Kurze Zeit vor der Entführung an Silvester 2023/24 hatte Eugen Block seinen Enkelkindern über einen Sicherheitsdienst Weihnachtsgeschenke am Wohnhaus in Süddänemark überreichen wollen. «Ich muss doch irgendwie meinen Enkelkindern zeigen, wie lieb ich sie habe», erinnerte die Zeugin seine Worte. Zur Übergabe der Geschenke kam es nicht, die Polizei wurde gerufen.
Christina Block war gegen Geschenk-Aktion
Die Angeklagte Christina Block sagte vor dem Landgericht, sie sei gegen diese Geschenk-Aktion im laufenden Sorgerechtsstreit gewesen: «Ich wollte überhaupt keine Unruhe.» Ihr sei klar gewesen, dass ihr Ex-Mann «immer» die Polizei rufe. Der Vater der Kinder, Stephan Hensel, hatte die Kinder im Sommer 2021 nach einem Wochenendbesuch nicht zurückgebracht.
Block soll laut Anklage die Entführung ihrer beiden Kinder vom Wohnort ihres geschiedenen Mannes in Dänemark in Auftrag gegeben haben. Auch gegen Großvater Block hatte die Staatsanwaltschaft ermittelt, das Verfahren wurde aber eingestellt.

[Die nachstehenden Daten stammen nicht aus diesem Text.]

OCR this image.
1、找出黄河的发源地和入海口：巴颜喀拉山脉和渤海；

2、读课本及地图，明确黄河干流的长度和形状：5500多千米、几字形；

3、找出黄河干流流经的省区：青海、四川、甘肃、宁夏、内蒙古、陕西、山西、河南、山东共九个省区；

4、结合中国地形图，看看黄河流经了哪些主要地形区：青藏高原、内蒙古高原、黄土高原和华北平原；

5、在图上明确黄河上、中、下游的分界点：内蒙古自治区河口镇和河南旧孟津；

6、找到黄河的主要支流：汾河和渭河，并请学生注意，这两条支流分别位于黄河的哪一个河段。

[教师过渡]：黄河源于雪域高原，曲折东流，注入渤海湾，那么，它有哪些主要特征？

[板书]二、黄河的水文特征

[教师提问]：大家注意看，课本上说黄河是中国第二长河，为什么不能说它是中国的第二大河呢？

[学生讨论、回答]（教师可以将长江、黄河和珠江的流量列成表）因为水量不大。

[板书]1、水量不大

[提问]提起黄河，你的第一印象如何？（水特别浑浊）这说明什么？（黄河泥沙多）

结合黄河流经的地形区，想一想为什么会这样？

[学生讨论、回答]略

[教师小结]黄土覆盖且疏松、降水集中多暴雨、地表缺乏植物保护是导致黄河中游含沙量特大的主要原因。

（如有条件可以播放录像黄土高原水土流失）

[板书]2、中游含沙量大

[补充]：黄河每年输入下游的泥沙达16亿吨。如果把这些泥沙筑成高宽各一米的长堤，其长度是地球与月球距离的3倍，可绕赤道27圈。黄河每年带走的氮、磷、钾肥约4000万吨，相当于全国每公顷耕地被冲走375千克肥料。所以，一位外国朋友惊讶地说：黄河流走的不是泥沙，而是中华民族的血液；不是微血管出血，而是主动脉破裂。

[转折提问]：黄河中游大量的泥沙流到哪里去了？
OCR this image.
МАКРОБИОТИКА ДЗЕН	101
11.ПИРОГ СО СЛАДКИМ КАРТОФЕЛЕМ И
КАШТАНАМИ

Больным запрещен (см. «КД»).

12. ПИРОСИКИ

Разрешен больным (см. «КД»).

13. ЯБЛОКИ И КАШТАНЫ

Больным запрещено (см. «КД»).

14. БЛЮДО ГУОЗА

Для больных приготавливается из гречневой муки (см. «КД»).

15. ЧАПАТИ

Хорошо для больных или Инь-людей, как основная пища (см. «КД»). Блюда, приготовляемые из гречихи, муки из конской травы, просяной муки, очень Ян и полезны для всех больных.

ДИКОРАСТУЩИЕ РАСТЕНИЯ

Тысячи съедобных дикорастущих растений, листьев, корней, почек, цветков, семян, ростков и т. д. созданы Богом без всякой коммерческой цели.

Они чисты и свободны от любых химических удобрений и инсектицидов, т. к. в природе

Der damals zehnjährige Junge und das 13-jährige Mädchen sollen von einer israelischen Sicherheitsfirma gewaltsam nach Deutschland gebracht worden. Am 5. Januar 2024 entschied das Hanseatische Oberlandesgericht, dass die beiden Kinder zu ihrem Vater nach Dänemark zurückgebracht werden müssen.